Figure 1: Left ventricular reverse remodeling overtime post-TAVR. Note: A) Indexed LV mass; B) Indexed LV diastolic (dashed line) and systolic (solid line) volume; C) E/e’ ratio; D) Lateral (dashed line) and septal (solid line) e’.

Table 1: Changes overtime after TAVR by transthoracic echocardiography.

Note: AV, aortic valve; LAVI, left atrial volume index; LV, left ventricle; MV, mitral valve; TR, tricuspid regurgitation; TTE, transthoracic echocardiogram.
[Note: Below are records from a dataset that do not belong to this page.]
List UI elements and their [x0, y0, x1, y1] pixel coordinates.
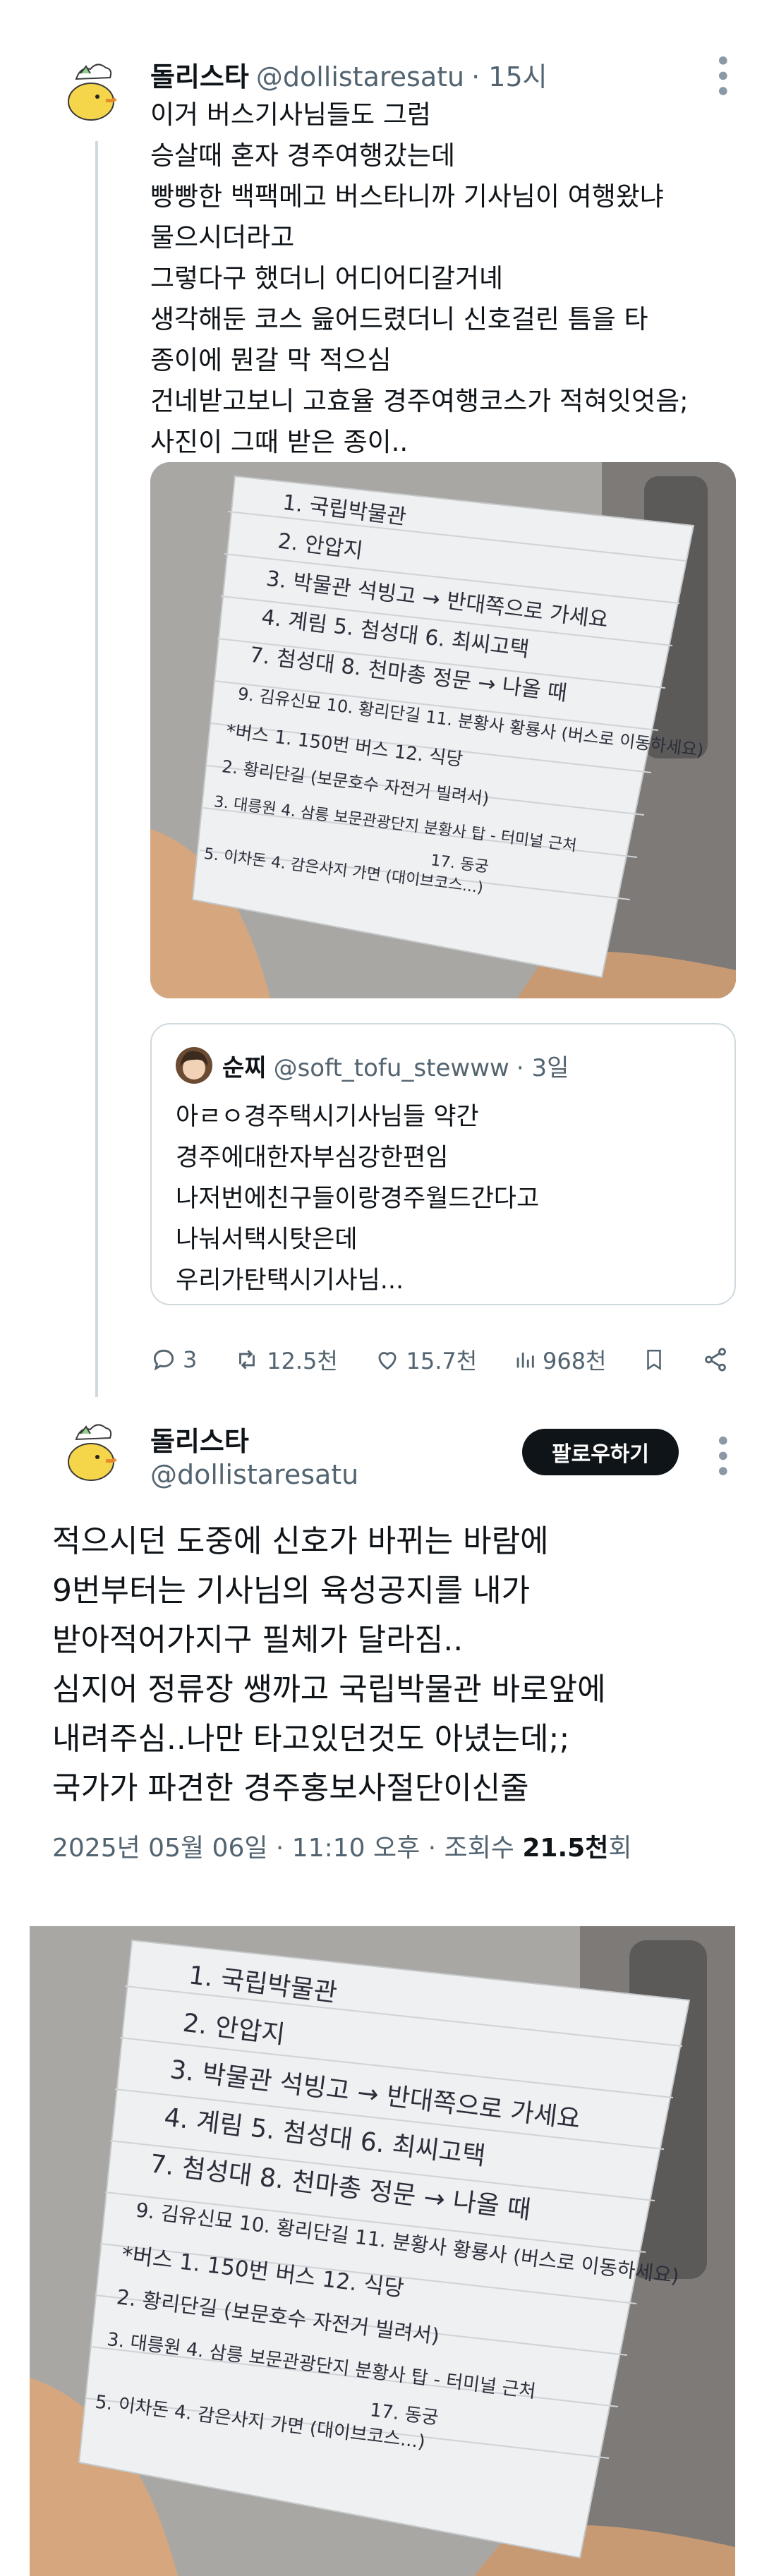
like-button[interactable]: 15.7천	[374, 1343, 478, 1376]
retweet-icon	[239, 1350, 255, 1369]
tweet-view-count: 21.5천	[522, 1834, 609, 1863]
tweet-text: 적으시던 도중에 신호가 바뀌는 바람에 9번부터는 기사님의 육성공지를 내가…	[52, 1523, 606, 1806]
tweet-text: 이거 버스기사님들도 그럼 승살때 혼자 경주여행갔는데 빵빵한 백팩메고 버스…	[150, 99, 689, 457]
reply-icon	[153, 1349, 174, 1371]
avatar-duck-image	[56, 58, 126, 127]
quote-avatar-image	[180, 1051, 208, 1080]
heart-icon	[378, 1352, 397, 1370]
like-count: 15.7천	[406, 1348, 478, 1374]
more-options-icon[interactable]: •••	[706, 1432, 738, 1478]
tweet-time[interactable]: · 15시	[471, 55, 547, 94]
tweet-photo[interactable]: 1. 국립박물관 2. 안압지 3. 박물관 석빙고 → 반대쪽으로 가세요 4…	[150, 462, 736, 998]
quote-avatar	[176, 1047, 212, 1084]
quote-author-handle: @soft_tofu_stewww	[273, 1054, 509, 1082]
tweet-action-bar: 3 12.5천 15.7천 968천	[150, 1342, 729, 1377]
thread-line	[95, 141, 98, 1397]
follow-button[interactable]: 팔로우하기	[522, 1429, 679, 1475]
share-icon	[705, 1348, 726, 1372]
author-name[interactable]: 돌리스타	[150, 55, 249, 94]
bookmark-icon	[647, 1349, 662, 1371]
retweet-button[interactable]: 12.5천	[233, 1343, 338, 1376]
view-count: 968천	[542, 1348, 607, 1374]
tweet-timestamp[interactable]: 2025년 05월 06일 · 11:10 오후 · 조회수 21.5천회	[52, 1827, 631, 1864]
reply-count: 3	[183, 1346, 198, 1373]
author-name[interactable]: 돌리스타	[150, 1420, 249, 1458]
tweet-photo[interactable]: 1. 국립박물관 2. 안압지 3. 박물관 석빙고 → 반대쪽으로 가세요 4…	[30, 1926, 735, 2576]
avatar-duck-image	[56, 1418, 126, 1487]
avatar[interactable]	[56, 58, 126, 127]
bookmark-button[interactable]	[642, 1346, 666, 1373]
views-button[interactable]: 968천	[513, 1343, 607, 1376]
quote-time: · 3일	[516, 1054, 569, 1082]
handwritten-note-photo: 1. 국립박물관 2. 안압지 3. 박물관 석빙고 → 반대쪽으로 가세요 4…	[30, 1926, 735, 2576]
share-button[interactable]	[702, 1346, 729, 1373]
handwritten-note-photo: 1. 국립박물관 2. 안압지 3. 박물관 석빙고 → 반대쪽으로 가세요 4…	[150, 462, 736, 998]
author-handle[interactable]: @dollistaresatu	[256, 61, 464, 92]
quote-text: 아ㄹㅇ경주택시기사님들 약간 경주에대한자부심강한편임 나저번에친구들이랑경주월…	[176, 1103, 540, 1295]
avatar[interactable]	[56, 1418, 126, 1487]
author-handle[interactable]: @dollistaresatu	[150, 1459, 358, 1490]
more-options-icon[interactable]: •••	[706, 52, 738, 98]
tweet-views-suffix: 회	[608, 1834, 632, 1863]
reply-button[interactable]: 3	[150, 1346, 197, 1373]
quote-author-name: 순찌	[222, 1054, 267, 1082]
tweet-date: 2025년 05월 06일 · 11:10 오후 · 조회수	[52, 1834, 523, 1863]
quote-tweet-card[interactable]: 순찌 @soft_tofu_stewww · 3일 아ㄹㅇ경주택시기사님들 약간…	[150, 1023, 736, 1305]
views-icon	[516, 1353, 534, 1368]
retweet-count: 12.5천	[267, 1348, 338, 1374]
Patients with AS have a fixed, high-afterload state with resultant LV remodeling due to myocardial hypertrophy, ECM expansion and interstitial fibrosis [2,3]. These structural changes consequentially cause hemodynamic derangement and diastolic function impairment [4,7]. Studies in patients with severe AS undergoing SAVR have demonstrated a favorable improvement in LV volumetrics with sequential histologic and imaging analyses showing LV regression within 6 months post procedure [5,6,8-11]. It is unknown if similar effects are seen in TAVR patients given the smaller valve sizes and higher mean gradients post-operatively.
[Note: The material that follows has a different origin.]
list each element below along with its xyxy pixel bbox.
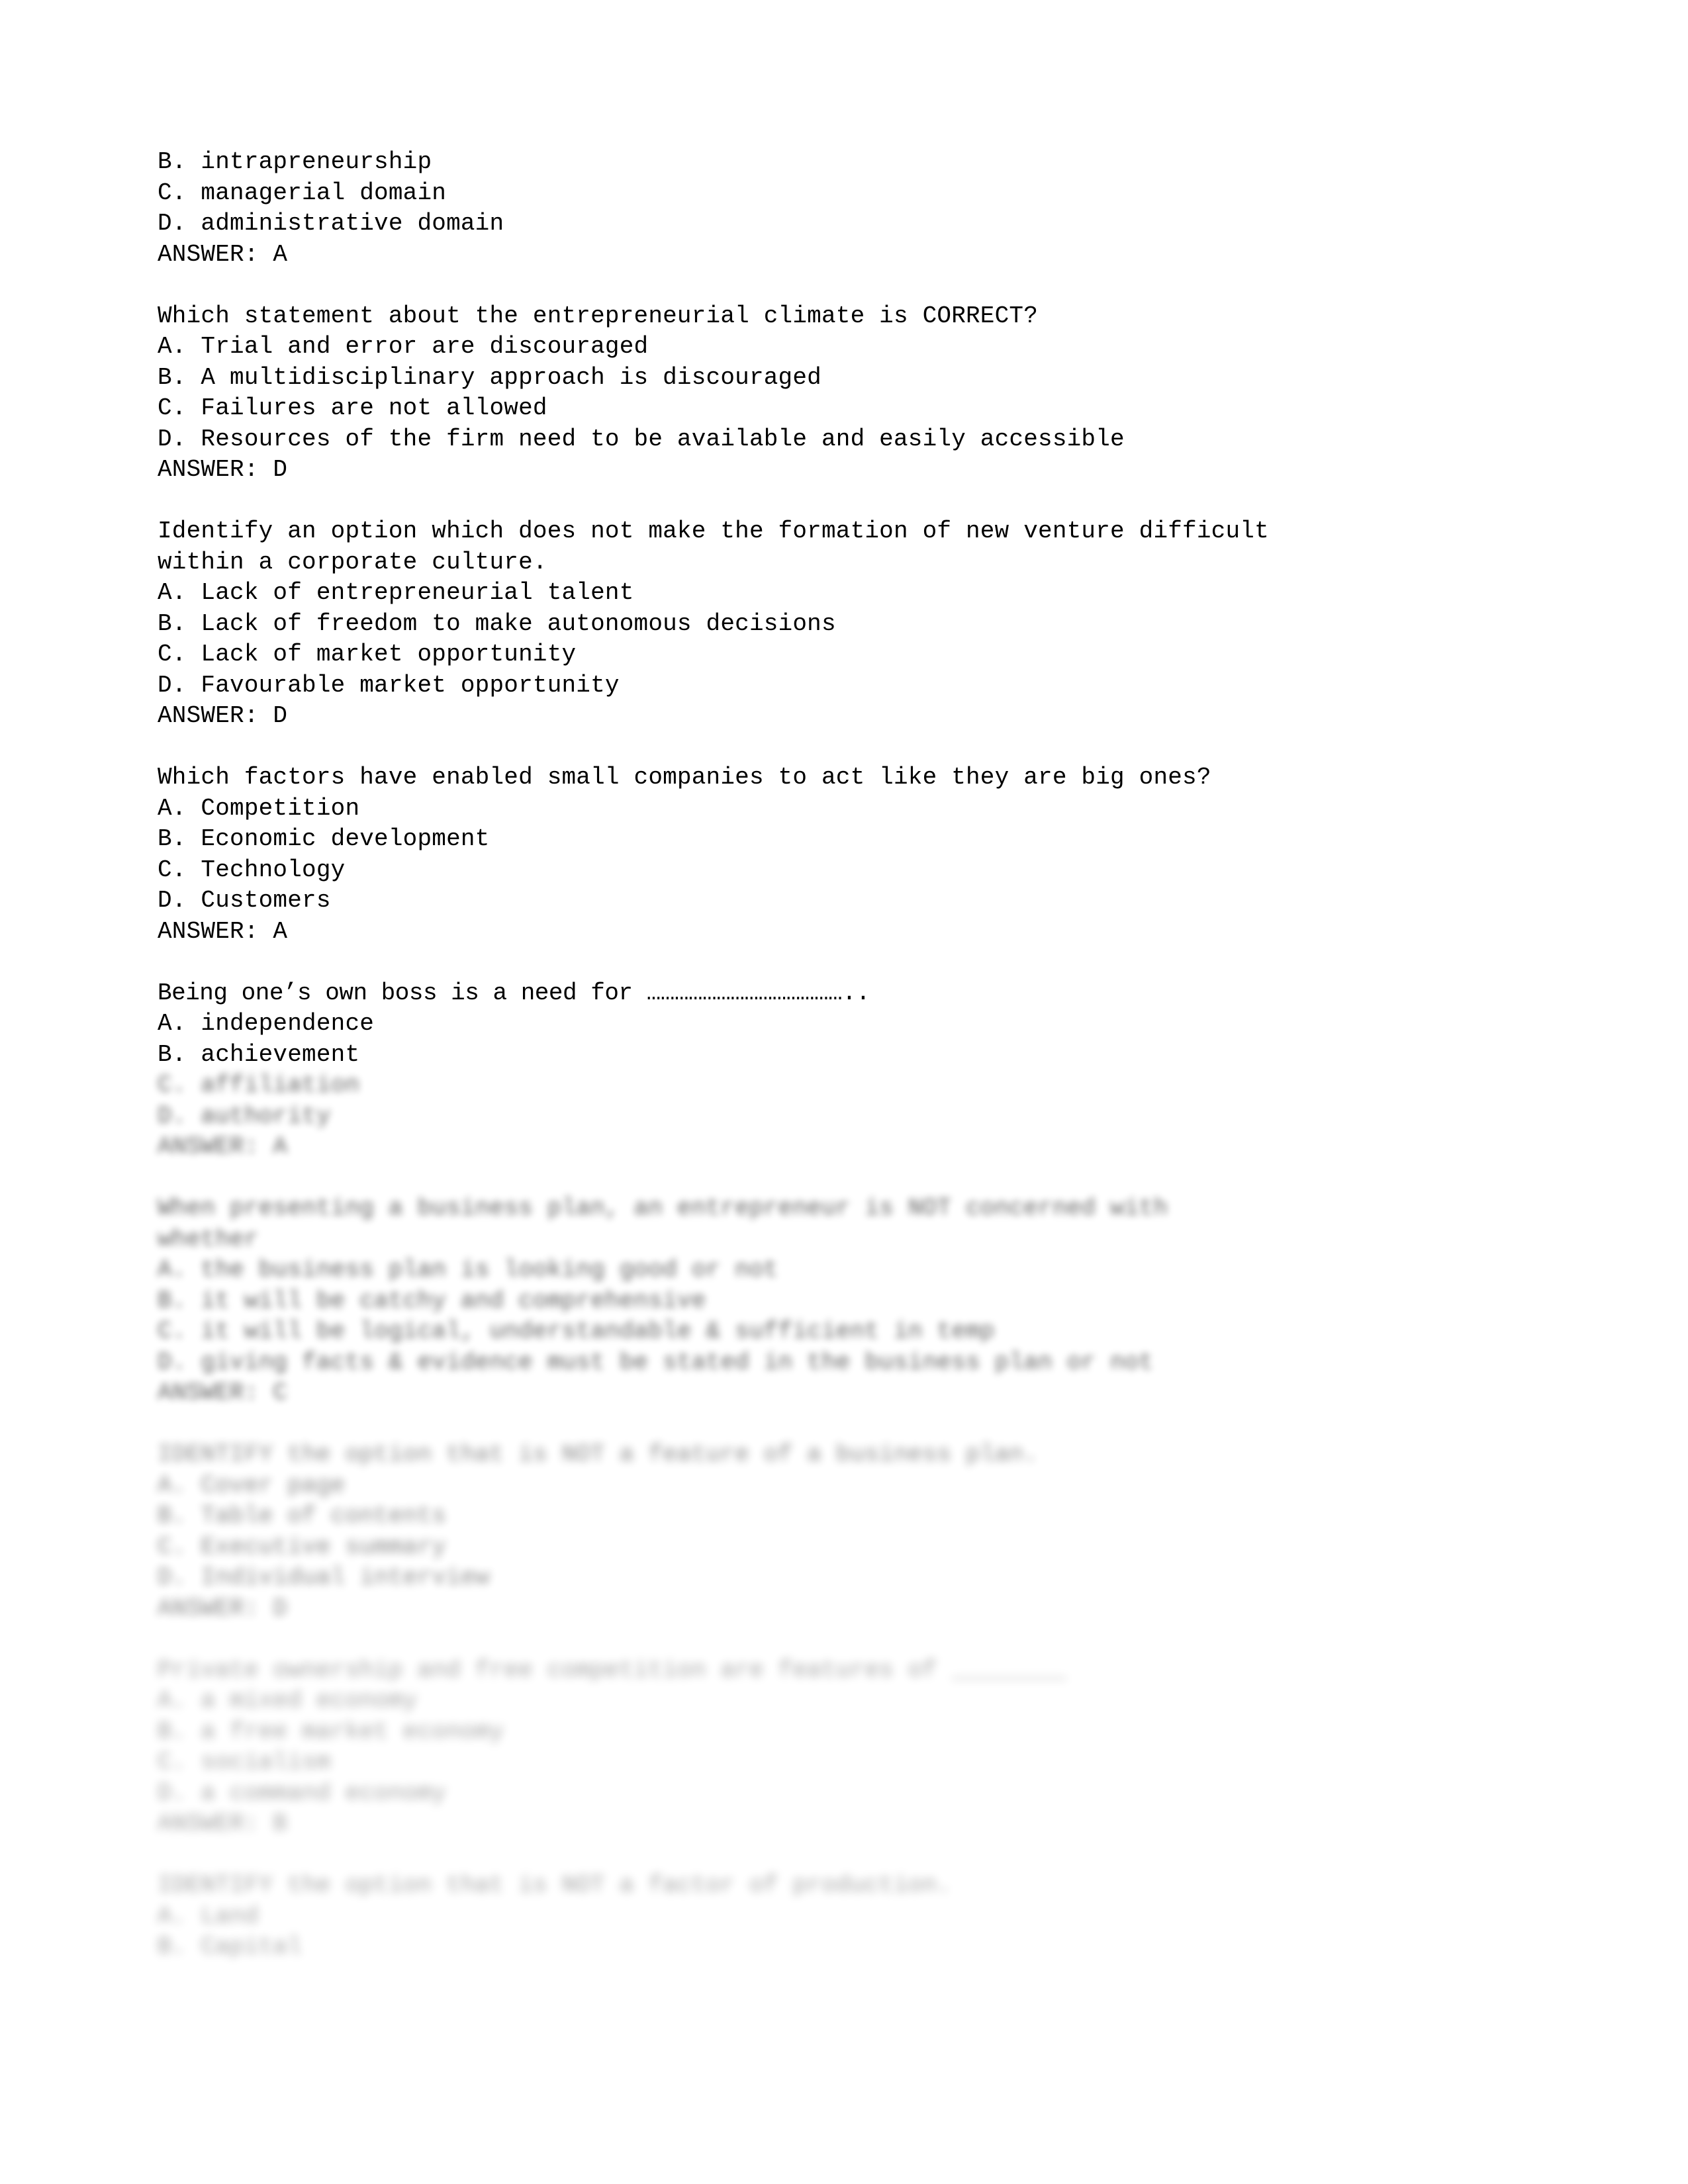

In our case, despite several parameters of diastolic function demonstrating improvement in the immediate post-TAVR period, this improvement was not sustained at one year, revealing a lack of durability of the LV remodeling and diastology changes seen post-TAVR. There are multiple proposed mechanisms to explain these findings. One potential mechanism is nullification of the relief in valvular afterload by post procedural increase in supra valvular afterload in the form of arterial hypertension [12]. Another mechanism explaining the return of diastolic dysfunction at one year is the temporally disproportionate microscopic adaptive changes post procedure. Classically, the LV hypertrophic process is thought to be composed chiefly of sarcomeres laid down in parallel resulting in concentric hypertrophy. The hypertrophy is governed by sarcomere upregulation by increased mRNA activity as well as by collagen deposition and perimysial fiber increase by metal metalloproteinase (MMP’s) and tissue inhibitors of MMP’s (TIMP’s) activity. These signaling pathways presiding over myocytes and ECM are distinct and expressed at dissimilar rates resulting in asymmetrical LVH regression post-AVR. mRNA signaling following abrupt relief of afterload is halted immediately post procedure, in stark contrast to MMP activity which, inhibited by TIMP’s, is activated late and then incompletely [13,14]. The resultant effect is “accelerated” myocyte atrophy but with a more preserved interstitial composition that serves to hamper the expected regression of LVH [9]. Similar findings have been demonstrated in severe AS patients undergoing SAVR with serial cardiac MRI studies, where significant benefits in LV structure and function are noted up to 4 years post-SAVR, however still do not result in complete resolution of LVH and fibrosis, even in non hypertensive patients [6,9].

In summary, patients with severe AS undergoing SAVR experience a rapid, temporally relatable regression of LVH post surgery, with adjunct improvement in LV volumetrics and diastology. While the regression and hemodynamic correction is expected post TAVR as well, there is lack of durability of these changes. The case described above illustrates the paradoxical decline in LV diastolic function after an initial improvement post-TAVR due to inability of the microscopic adaptive changes to sustain themselves. More studies are needed on the long term trajectory of LV remodeling and diastology post TAVR along with clinical correlation of the same. This case is illustrative of the paradoxical temporal diastolic response post TAVR and should serve to remind the growing TAVR teams of this phenomenon.